The Quiet Revival of Natural Dye

Long before synthetic dyes transformed the textile industry in the mid-1800s, every colour in cloth came from the earth: roots, bark, berries, lichens, and insects provided the full spectrum of human clothing and art. Today, a growing movement of makers is returning to these time-honoured methods — not out of nostalgia, but because natural dyeing offers something synthetic colour simply cannot: living, breathing, evolving hues that connect cloth to place and season.

Natural dye artists work across a wide range of disciplines — weaving, knitting, embroidery, and surface design — united by a shared fascination with colour that comes from the world around them.

What Is Natural Dyeing?

Natural dyeing is the process of colouring fibre, fabric, or yarn using pigments extracted from plant, animal, or mineral sources. The most common dye sources include:

  • Weld — yields brilliant yellows
  • Madder root — produces a range from coral to deep red
  • Indigo — the legendary source of true blue, requiring a special fermentation vat
  • Walnuts — husks give warm, rich browns
  • Onion skins — easily foraged and producing warm golds
  • Logwood — delivers purples and greys

The Role of Mordants

Most natural dyes require a mordant — a mineral salt that bonds the dye molecule to the fibre and affects the final colour. Alum (potassium aluminium sulphate) is the most common and safest mordant for home use, producing bright, clear colours. Iron mordants darken and "sadden" colours, while copper shifts them toward green. The choice of mordant is as important as the dye plant itself.

The Appeal for Modern Makers

Many natural dyers describe the practice as meditative — a process of observation, patience, and constant learning. Unlike synthetic dye, which produces predictable, consistent results, natural dye is gloriously variable. The same recipe made in different seasons, with water from different sources, or with fibre from different animals, will yield subtly different results. This unpredictability is not a flaw but a feature — each piece becomes genuinely unique.

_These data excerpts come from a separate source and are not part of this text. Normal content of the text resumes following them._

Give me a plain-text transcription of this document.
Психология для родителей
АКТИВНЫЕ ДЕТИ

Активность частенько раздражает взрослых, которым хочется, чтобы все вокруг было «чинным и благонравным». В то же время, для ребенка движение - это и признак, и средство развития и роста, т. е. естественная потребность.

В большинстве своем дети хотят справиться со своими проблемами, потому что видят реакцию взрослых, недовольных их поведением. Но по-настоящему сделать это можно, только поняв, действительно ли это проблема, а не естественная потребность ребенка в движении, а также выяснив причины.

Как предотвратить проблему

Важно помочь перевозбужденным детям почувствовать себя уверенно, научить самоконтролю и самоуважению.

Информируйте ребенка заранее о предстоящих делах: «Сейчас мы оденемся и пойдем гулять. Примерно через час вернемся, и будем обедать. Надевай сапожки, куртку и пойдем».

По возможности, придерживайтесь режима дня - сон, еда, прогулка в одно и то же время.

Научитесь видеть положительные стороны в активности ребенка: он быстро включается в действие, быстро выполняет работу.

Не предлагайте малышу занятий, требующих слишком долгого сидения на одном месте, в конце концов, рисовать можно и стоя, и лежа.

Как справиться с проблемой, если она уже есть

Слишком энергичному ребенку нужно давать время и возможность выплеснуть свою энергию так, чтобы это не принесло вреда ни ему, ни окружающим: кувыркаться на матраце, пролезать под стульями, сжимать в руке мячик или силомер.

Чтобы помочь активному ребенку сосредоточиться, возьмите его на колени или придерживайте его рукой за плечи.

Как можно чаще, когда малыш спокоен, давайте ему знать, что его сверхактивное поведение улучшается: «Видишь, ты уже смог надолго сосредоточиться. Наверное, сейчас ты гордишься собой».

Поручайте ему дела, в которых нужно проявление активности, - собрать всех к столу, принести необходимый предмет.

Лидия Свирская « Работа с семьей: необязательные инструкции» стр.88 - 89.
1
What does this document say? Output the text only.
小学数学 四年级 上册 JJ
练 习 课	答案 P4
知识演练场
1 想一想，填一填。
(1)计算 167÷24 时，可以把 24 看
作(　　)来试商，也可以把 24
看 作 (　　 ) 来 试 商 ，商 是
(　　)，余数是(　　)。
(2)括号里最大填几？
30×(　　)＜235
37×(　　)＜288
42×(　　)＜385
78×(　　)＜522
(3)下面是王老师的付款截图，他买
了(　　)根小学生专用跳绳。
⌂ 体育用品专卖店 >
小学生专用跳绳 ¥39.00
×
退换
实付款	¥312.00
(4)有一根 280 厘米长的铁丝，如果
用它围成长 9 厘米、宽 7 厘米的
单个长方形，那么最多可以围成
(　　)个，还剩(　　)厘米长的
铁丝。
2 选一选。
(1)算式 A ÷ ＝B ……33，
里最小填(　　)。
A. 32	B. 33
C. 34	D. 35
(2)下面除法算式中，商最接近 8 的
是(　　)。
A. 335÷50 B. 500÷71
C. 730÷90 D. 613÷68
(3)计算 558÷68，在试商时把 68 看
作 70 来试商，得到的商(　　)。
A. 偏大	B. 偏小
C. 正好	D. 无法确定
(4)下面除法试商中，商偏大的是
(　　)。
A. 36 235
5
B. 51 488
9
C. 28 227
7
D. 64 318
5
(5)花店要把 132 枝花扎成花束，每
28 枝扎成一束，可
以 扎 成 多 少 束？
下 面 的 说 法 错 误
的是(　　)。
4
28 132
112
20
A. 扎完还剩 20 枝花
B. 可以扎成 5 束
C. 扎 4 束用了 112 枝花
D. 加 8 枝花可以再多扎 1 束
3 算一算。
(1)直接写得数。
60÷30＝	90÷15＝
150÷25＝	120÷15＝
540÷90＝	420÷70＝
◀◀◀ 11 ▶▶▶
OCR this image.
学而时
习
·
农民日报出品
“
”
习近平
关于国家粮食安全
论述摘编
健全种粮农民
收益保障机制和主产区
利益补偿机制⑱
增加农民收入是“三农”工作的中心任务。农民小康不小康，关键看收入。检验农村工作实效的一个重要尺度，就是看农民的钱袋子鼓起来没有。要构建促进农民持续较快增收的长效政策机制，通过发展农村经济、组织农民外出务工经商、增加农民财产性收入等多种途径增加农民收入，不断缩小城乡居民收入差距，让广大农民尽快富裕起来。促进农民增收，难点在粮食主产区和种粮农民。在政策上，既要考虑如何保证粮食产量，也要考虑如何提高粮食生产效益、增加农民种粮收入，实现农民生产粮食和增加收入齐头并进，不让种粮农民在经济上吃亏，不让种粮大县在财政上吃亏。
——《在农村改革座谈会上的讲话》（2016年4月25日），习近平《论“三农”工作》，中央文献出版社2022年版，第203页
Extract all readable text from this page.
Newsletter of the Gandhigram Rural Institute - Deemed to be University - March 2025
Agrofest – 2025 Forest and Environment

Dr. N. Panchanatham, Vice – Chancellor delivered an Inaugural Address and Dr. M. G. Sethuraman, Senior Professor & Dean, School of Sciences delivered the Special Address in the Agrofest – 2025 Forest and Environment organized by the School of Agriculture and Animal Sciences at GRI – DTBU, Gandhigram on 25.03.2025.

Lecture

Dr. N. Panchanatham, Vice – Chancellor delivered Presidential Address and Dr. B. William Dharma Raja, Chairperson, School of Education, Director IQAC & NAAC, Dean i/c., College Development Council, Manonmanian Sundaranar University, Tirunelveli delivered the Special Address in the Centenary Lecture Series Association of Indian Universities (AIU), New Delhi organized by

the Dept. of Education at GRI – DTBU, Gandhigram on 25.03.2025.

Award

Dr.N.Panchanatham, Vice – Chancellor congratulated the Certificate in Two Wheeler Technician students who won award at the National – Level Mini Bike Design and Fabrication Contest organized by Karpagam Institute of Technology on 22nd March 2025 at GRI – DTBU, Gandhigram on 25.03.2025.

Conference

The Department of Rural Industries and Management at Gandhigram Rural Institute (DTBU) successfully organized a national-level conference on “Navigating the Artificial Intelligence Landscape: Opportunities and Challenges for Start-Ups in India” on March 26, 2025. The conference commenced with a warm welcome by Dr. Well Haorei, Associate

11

There's also a powerful environmental dimension. Natural dyers often work with locally foraged or garden-grown materials, keeping their practice hyper-local and low-impact. The spent dye bath can often be composted or safely returned to the earth.

Getting Started with Natural Dye

The barrier to entry is lower than many assume. A basic natural dye kit requires little more than:

  • A dedicated stainless steel or enamel dye pot (never use it for food afterwards)
  • Alum mordant
  • Protein fibres — wool, silk, and alpaca take natural dye beautifully; plant fibres like cotton require additional preparation
  • Your chosen dye material — onion skins from the kitchen are a perfect starting point

A Craft That Rewards Curiosity

Natural dyeing sits beautifully at the intersection of craft, science, foraging, and environmental awareness. It asks makers to slow down, pay attention to the season, and accept that nature — not the maker — has the final word on colour. For those drawn to that kind of dialogue with the material world, it quickly becomes a lifelong practice.

Whether you dye a single skein of yarn or build an entire studio practice around plant-based colour, natural dyeing connects you to centuries of human creativity and to the living landscape around you.